Now submitting a job presenting the following the header:

#!/bin/bash -l
#PBS -l walltime=96:00:00
#PBS -l nodes=node1:ppn=1
#PBS -l mem=25gb
#PBS -q Q1
#PBS -o job.out
#PBS -e job.err

I see using qstat -f that the job is using resources_used.mem = 262144kb and a resources_used.vmem = 5218548kb while the requested ressources have been correctly understood by the system: Resource_List.select = 1:ncpus=1:mem=26214400KB:host=node1.

If I looked into the system files to get what is the actual memory limit set to my job, I get that:

cat /sys/fs/cgroup/memory/pbs_jobs.service/jobid/1964.NODE1/memory.limit_in_bytes
268435456

Therefore, I understand that PBS associated to my job a memory limit equal to 268.mb while I was requesting 25gb! My machine has 376Gb (resources_available.mem = 376355mb) of RAM available with 368Gb available at the moment of running this job.

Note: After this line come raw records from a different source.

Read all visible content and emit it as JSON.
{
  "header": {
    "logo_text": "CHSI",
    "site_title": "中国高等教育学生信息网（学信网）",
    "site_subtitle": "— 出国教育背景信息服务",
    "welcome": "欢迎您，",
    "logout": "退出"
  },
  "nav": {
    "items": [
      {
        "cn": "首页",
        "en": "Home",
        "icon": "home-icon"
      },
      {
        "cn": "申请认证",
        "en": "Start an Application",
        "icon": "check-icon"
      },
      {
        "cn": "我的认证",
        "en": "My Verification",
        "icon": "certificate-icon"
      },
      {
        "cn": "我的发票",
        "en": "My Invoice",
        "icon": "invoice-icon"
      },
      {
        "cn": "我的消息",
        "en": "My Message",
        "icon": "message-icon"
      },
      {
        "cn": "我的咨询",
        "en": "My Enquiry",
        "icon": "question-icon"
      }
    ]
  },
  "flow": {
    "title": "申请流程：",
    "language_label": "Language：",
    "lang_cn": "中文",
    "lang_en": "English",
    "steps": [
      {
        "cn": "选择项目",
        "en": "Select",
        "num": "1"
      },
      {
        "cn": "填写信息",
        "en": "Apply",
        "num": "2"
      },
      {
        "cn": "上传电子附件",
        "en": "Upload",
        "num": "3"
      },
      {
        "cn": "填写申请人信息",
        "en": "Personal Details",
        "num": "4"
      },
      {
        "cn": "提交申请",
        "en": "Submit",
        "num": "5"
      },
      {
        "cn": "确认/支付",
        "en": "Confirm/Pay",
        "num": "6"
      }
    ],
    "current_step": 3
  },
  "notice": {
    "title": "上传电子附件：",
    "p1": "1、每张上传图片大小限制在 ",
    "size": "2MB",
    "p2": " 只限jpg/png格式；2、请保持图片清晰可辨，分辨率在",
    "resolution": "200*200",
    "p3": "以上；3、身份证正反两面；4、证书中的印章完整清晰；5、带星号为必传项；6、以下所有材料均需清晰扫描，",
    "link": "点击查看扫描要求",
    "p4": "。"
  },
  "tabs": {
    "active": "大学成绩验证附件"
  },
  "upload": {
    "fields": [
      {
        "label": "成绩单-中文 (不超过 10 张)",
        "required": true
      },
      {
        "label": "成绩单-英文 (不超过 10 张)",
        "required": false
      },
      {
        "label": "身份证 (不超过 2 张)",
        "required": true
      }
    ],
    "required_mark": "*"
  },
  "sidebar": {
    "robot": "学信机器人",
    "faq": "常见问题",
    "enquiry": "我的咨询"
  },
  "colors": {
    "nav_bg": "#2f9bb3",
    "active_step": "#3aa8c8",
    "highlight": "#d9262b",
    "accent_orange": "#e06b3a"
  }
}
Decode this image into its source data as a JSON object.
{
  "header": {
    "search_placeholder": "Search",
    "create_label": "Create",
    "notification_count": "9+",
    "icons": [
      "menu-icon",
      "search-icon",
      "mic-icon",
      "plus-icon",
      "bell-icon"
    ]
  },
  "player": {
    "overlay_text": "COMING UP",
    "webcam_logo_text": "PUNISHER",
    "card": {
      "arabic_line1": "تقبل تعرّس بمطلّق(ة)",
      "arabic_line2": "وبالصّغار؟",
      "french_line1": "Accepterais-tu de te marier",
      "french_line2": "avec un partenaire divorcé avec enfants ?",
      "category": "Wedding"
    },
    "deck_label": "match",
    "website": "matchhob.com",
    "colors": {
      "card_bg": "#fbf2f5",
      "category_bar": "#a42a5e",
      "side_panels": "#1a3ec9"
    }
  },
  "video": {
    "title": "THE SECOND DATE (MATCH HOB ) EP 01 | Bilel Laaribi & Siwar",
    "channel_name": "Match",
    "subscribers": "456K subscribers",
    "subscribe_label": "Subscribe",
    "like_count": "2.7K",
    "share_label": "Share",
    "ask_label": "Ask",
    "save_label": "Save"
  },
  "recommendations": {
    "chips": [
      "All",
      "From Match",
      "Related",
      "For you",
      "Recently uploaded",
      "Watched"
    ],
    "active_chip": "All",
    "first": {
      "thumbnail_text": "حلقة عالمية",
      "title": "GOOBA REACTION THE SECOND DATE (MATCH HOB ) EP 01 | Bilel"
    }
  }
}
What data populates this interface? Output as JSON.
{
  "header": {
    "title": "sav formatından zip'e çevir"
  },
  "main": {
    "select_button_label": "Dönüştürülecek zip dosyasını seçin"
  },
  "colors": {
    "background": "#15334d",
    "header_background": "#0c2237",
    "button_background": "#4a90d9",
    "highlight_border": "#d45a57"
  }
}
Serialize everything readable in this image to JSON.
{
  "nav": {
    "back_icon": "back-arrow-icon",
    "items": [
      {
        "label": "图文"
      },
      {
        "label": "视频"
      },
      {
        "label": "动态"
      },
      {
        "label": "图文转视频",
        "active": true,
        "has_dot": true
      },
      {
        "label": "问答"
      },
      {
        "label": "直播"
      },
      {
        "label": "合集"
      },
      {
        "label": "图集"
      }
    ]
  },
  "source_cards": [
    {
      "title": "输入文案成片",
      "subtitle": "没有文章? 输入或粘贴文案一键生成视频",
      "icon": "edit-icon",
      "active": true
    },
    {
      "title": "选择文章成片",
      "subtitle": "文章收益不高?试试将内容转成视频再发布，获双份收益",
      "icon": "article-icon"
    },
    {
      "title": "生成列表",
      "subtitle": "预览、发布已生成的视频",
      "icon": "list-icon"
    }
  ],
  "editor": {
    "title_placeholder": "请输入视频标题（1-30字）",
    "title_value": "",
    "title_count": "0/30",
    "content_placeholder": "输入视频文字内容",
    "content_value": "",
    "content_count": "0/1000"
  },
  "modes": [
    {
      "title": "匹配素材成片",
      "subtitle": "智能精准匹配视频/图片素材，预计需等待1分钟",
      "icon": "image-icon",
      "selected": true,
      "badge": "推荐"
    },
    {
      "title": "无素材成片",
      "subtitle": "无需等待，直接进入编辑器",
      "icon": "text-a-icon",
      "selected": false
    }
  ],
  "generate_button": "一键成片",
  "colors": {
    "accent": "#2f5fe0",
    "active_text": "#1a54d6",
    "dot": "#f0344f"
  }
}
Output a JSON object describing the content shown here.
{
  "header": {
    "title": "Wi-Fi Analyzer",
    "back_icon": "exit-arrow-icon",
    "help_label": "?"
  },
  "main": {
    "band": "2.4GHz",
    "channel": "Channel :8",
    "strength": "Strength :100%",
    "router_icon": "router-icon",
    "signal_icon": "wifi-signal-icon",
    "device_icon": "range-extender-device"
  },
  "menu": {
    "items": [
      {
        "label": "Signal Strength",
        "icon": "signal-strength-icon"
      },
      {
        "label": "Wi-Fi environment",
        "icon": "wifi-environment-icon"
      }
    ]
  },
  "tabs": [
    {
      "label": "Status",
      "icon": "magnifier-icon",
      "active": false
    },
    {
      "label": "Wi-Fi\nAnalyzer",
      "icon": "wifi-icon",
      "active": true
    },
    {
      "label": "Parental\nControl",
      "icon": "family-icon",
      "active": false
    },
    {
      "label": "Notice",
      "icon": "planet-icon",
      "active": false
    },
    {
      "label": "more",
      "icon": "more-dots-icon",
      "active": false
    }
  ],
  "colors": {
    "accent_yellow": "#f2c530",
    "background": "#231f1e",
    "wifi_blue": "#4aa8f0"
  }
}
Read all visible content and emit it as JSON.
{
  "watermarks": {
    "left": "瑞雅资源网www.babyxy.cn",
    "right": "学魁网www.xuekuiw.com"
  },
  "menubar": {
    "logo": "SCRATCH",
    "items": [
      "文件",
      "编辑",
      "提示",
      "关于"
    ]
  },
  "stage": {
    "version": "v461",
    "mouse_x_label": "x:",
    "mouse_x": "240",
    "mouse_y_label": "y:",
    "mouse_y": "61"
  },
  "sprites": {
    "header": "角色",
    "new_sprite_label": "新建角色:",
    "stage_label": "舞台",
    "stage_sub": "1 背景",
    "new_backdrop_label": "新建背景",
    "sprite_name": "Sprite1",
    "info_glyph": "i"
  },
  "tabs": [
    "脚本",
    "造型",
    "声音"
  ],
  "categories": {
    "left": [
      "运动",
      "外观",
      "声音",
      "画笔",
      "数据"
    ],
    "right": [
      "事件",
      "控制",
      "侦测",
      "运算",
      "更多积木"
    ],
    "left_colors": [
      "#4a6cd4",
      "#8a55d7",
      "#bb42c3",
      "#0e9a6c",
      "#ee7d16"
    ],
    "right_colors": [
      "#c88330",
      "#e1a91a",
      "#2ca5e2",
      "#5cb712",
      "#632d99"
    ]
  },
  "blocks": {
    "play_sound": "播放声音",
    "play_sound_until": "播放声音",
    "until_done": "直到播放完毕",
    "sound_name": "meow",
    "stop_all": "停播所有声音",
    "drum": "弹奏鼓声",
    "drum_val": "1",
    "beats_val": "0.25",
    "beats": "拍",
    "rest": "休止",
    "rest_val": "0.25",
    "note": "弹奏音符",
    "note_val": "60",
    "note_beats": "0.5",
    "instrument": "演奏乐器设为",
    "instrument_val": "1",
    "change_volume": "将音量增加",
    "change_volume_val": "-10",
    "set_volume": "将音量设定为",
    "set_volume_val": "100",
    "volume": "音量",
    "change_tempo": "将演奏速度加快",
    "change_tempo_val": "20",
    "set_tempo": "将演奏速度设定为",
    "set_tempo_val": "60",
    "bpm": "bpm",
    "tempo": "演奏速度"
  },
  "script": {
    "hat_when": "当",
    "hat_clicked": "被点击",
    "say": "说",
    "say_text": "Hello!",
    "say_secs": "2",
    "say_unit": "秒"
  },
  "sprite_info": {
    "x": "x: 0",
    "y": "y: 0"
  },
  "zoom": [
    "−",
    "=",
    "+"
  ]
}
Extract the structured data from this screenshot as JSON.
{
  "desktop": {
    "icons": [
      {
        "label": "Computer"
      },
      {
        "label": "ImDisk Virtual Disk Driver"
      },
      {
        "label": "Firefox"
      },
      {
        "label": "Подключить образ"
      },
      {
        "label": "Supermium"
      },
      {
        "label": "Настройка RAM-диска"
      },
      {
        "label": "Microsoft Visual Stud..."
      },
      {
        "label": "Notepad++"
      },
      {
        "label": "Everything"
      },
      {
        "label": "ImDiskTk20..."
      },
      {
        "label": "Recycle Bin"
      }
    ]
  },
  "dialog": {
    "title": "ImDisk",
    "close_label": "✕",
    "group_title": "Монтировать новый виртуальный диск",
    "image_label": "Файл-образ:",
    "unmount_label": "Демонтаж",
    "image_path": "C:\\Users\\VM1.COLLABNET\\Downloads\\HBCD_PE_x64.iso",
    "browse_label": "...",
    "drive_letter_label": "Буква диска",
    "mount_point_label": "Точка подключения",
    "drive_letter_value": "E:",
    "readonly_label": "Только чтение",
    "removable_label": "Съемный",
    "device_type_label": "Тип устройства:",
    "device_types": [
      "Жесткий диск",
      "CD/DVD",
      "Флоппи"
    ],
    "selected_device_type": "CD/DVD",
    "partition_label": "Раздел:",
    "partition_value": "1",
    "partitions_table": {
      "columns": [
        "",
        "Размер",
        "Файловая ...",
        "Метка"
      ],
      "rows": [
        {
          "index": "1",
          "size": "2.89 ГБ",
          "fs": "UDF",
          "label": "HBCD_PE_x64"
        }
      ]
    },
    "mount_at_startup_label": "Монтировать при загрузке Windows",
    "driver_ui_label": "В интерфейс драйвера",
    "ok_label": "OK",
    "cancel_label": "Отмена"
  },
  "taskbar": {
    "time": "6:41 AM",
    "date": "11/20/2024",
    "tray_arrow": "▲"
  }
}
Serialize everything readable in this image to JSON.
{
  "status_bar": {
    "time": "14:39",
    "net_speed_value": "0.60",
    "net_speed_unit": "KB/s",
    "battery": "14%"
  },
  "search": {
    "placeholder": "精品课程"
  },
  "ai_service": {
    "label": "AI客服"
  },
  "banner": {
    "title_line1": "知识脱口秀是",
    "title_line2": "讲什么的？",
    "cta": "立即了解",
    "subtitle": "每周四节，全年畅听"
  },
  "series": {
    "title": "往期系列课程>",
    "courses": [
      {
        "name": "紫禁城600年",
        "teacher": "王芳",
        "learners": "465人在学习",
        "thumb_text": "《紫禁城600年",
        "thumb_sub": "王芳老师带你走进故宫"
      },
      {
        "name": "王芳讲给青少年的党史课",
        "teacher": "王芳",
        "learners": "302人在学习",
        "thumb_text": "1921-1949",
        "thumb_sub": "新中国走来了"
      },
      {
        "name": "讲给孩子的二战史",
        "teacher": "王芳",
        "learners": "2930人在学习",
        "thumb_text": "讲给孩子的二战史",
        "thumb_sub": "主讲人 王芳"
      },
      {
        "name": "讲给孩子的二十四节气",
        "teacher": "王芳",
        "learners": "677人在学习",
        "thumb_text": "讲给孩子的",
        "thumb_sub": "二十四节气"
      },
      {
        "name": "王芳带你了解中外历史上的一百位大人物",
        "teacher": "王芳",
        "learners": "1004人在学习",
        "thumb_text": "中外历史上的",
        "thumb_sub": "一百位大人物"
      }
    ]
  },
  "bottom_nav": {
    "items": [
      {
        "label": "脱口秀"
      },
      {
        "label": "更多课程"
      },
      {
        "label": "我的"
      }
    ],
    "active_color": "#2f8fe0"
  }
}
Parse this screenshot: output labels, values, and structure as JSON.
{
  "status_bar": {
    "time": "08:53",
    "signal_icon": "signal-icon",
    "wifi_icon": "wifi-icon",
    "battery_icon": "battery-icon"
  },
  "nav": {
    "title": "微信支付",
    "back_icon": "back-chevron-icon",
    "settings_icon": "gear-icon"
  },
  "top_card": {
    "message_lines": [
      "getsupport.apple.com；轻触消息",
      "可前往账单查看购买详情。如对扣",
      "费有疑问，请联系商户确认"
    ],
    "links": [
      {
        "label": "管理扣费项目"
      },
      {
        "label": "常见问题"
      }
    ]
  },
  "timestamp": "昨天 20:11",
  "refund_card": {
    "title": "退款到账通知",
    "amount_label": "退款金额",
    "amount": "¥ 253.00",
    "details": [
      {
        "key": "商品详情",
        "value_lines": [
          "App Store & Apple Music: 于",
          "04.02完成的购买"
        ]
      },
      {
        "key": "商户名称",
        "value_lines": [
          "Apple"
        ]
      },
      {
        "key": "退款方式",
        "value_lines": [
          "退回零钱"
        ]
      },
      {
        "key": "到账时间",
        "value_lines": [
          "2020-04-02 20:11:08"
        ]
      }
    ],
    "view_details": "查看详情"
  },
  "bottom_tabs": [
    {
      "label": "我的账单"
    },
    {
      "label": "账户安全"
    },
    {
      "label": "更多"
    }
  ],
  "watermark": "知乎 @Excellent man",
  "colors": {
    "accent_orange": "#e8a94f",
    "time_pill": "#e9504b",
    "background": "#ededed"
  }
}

What should I do to get my job running on the RAM?

Thank you in advance for your help!

Keep in mind that vmem = RAM + swap. You should request both mem and vmem, and you probably want them set to the same value.

Dear mkaro,

Thank you for your answer. So if I correctly understand, your point is that I should always set also the amount of vmem = mem in order to force the system to avoid using swap? I will make a test…

But how it comes that the system decides that it is more efficient to start using swap while there is still about 300Gb of free RAM?

Edit: I performed the test setting the same value for mem and vmem PBS is still limiting to 268Mb the “cgroup” memory file associated to my job.

In your configuration file, I see that memsw is set to false. Please set that to true and try again. Assuming there is sufficient free memory, the Linux kernel will allow the job to allocate memory up to the mem limit. Once the mem limit is exceeded, it will allow the application to allocate up to the vmem limit and start paging out allocated RAM to swap. Once the vmem limit is reached, calls to malloc/calloc will return an error and set errno to ENOMEM. It won’t kill the process, but if the system is close to full memory capacity, the OOM killer will be invoked.